Crystal Buddha1

Last Monday I went to the Ken Theater to see the movie: Alive Inside. In communication, the seemingly inert brain comes alive. To me it is an example of where the mind is not synonymous with the brain. The brain is a secondary organ like heart, liver, lungs. Often mind and brain are seen as the same.

Lee Thayer in his most recent book: Mental Health shares:

The healthy mind cannot be reduced to a healthy brain. The brain is a biological phenomenon. The mind is a social phenomenon. The brain is initially created by our genes. The mind is created by those who surround us from birth. The mind is born and evolves as a matter of social necessity. We function in the human world as we do not – because we have a brain, but because we have a mind.

In simple and complex ways, our mind is a social creation. it is something that is created in us by how others talk to us– verbally and nonverbally. it is in the meaning of what they say to us that our our mind is born, and originally nurtured.

Lee talks about our minds are created, maintained, or altered through communication. Our communities are created by people talking to each other. Those before us created our culture…and then our culture creates us.

So we see Henry how he comes alive once he is touched with what communicated with him from his past. What have we done by believing that our elders are lost in dementia, Alzheimer’s and DSM-V diagnosis. Have we forgotten that DSM stands for Diagnostic and Statistical Manual of Mental Disorders. My mother, father, brother, sister, best friend, grandfather and grandmother are not abstractions. What have we done by the misunderstanding of statistical when applied to an individual?

Bruce West in his book Where Medicine Went Wrong talks about medicine choosing to use the Standard Error of The Mean rather than the Inverse Power-Curve. That choice and the Gaussian or bell-shaped curve is about about averages where individuality is replaced by the idea of “average value.”

Where Medicine Went Wrong explores how the idea of an average value has been misapplied to medical phenomena, distorted understanding and lead to flawed medical decisions. Through new insights into the science of complexity, traditional physiology is replaced with fractal physiology, in which variability is more indicative of health than is an average. The capricious nature of physiological systems is made conceptually manageable by smoothing over fluctuations and thinking in terms of averages. But these variations in such aspects as heart rate, breathing and walking are much more susceptible to the early influence of disease than are averages. It may be useful to quote from the late Stephen Jay Gould s book Full House on the errant nature of averages: … our culture encodes a strong bias either to neglect or ignore variation. We tend to focus instead on measures of central tendency, and as a result we make some terrible mistakes, often with considerable practical import. Dr West has quantified this observation and make it useful for the diagnosis of disease.

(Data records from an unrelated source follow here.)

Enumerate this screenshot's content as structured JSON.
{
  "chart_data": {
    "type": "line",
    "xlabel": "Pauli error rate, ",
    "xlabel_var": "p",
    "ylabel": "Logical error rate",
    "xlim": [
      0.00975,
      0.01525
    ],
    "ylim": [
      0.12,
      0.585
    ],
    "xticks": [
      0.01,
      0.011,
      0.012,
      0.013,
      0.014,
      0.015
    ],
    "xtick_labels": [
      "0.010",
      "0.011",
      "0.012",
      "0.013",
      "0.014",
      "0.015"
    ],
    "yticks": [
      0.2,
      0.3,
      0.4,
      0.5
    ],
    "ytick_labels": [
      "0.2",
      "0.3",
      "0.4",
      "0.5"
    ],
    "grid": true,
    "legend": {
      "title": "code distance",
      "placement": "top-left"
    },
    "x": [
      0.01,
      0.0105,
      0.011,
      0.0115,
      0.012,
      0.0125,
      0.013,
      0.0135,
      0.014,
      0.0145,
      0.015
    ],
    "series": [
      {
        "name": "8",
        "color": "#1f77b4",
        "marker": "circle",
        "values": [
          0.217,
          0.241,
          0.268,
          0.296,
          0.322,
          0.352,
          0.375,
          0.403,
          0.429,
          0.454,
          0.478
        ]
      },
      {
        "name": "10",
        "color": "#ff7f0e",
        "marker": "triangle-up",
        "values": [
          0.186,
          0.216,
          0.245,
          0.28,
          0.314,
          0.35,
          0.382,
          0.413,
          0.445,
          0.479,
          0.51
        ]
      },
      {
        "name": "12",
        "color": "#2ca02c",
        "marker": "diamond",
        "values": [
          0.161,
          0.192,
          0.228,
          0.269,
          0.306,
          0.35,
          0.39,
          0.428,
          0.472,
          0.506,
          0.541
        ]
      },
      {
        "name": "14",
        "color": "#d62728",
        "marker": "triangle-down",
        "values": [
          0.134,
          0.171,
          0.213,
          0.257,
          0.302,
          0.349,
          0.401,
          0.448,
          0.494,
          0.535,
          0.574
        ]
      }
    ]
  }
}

What are we learning about community? While we call ourselves social animals may forget that we are also herd and pack animals? We are one in our uniqueness. How do we honor the unique contribution each of us brings?

The Fifth Agreement says: Be skeptical but listen. It resonates with the skepticism of philosopher Schopenhauer who influenced many modern thinkers:
In his essay: “The Wisdom of Life” he reminds us:

“With health, every;thing is a source of pleasure;
without it, nothing else, whatever it mat be, is enjoyable. . .
Health is by far the most important element in human happiness

Buddha says it another way in the Kalama Sutra. Basically he reminded the people of Kalama to be skeptical, even of his own teachings saying:

However, after thorough observation, investigation, analysis and reflection, when you find that anything agrees with reason and your experience, and is conducive to the good and benefit of one and all, and of the world at large; accept only that as true, and shape your life in accordance with it; and live up to it.

When you get the opportunity watch Inside Alive. You may be able to affect changes in the way you communicate with your own loved ones. You may want to become part of founder Dan Cohen’s iPod Project intentionally or unintentionally.